Friday, November 30, 2007

Dead Peasants Insurance


Taken from: Dude, Where's My Country by Michael Moore


Are you aware that your company may have taken a life insurance policy out on you? Oh how nice of them, you say? yeah, here's how nice it is:

During the past twenty years, companies including, Disney, Nestle, Procter & Gamble, Dow Chemical, JP Morgan Chase, and Wal Mart have been secretly taking out life insurance policies on their low- and mid-level employees and then naming themselves - the Corporation - as the benificiary!!! Thats right ; When you die, the company -not your survivors- get to cash in. If you die on the job, all the better, as most life insurance policies are geared to pay out more when someone dies young. And if you live to a ripe old age, even long after you've left the company, the company still gets to collect on your death. The money does not goto your grieving relatives through hard times or to pay for the funeral or burial; it goes to the corporate executives. and regardless of when you croak, the company is able to borrow against the policy and deduct the interest from its corporate taxes.
Many of these companies have set up a system for the money to go pay for executive bonuses, cars , homes , trips to the Caribbean. your death goes to helping make your boss a very happy man sitting in his jacuzzi on St Barts.
And what do the Corporations call this special form of life insurance?

Dead Peasants Insurance

That's right. "Dead Peasants." Because thats what you are to them - peasants. And you are sometimes worth more to them dead than alive. (It's also sometimes referred to as "Dead Janitors" insurance.)

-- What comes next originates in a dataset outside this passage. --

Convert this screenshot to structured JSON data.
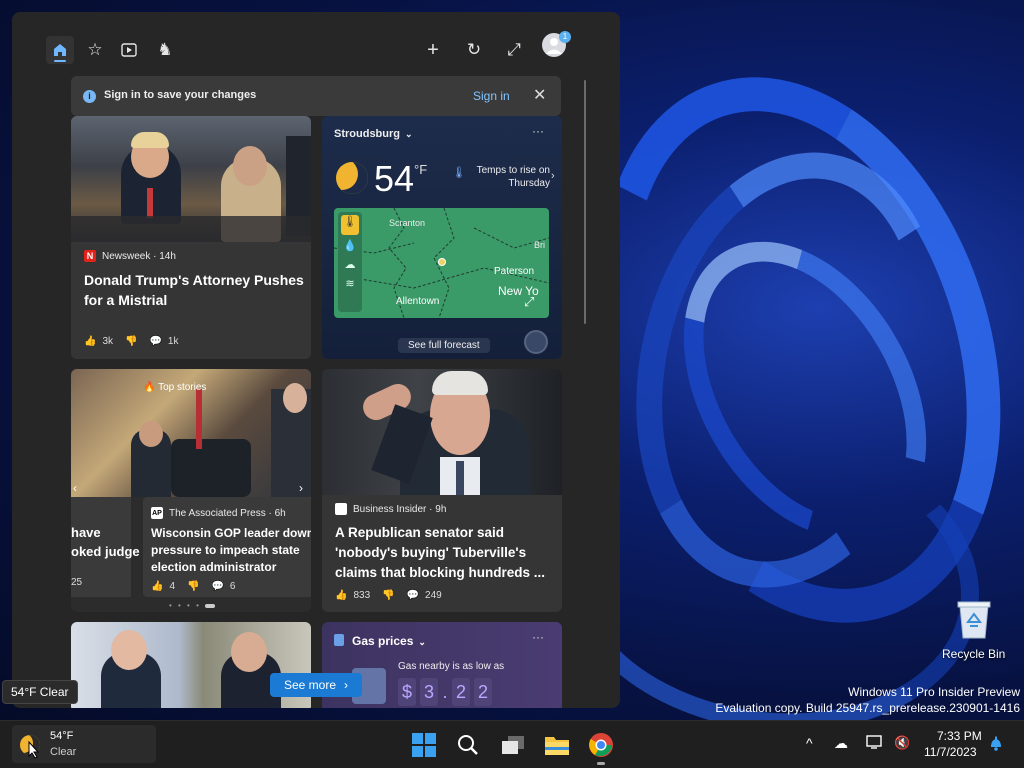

When I read about this in The Wall Street Journal last year (2002), I thought I had picked up one of those parody versions of that newspaper. But, no, this was the real deal , and the writers , Ellen Shultz and Theo Francis, told some heartbreaking stories of employees who died and whose families could have used the money.

They wrote of a man who died at twenty-nine of complications of AIDS, who had no life insurance of his own. His family received no death benefits , but CM Holdings, the parent company of the music store where he worked, collected $339,302 at his death.

Another CM Holdings policy was taken out on an administrative assistant who earned $21,000 a year, who died from Amyotrophic Lateral Sclerosis (Lou Gehrig's disease). According to the Journal Story, the company turned down a request by her grown children, who cared for her during her illness, to help buy her a $5000 wheelchair so they could take their mother to church. When the woman died in 1998 the company recieved a payout of $180,000.

Some of the companies - Wal Mart among them- have stopped the practice, but for now the policies continue at many companies. Is your company one of them? You might want to find out. It's good to know that , after you die, your corpse could in fact mean a new Porche for the chairman.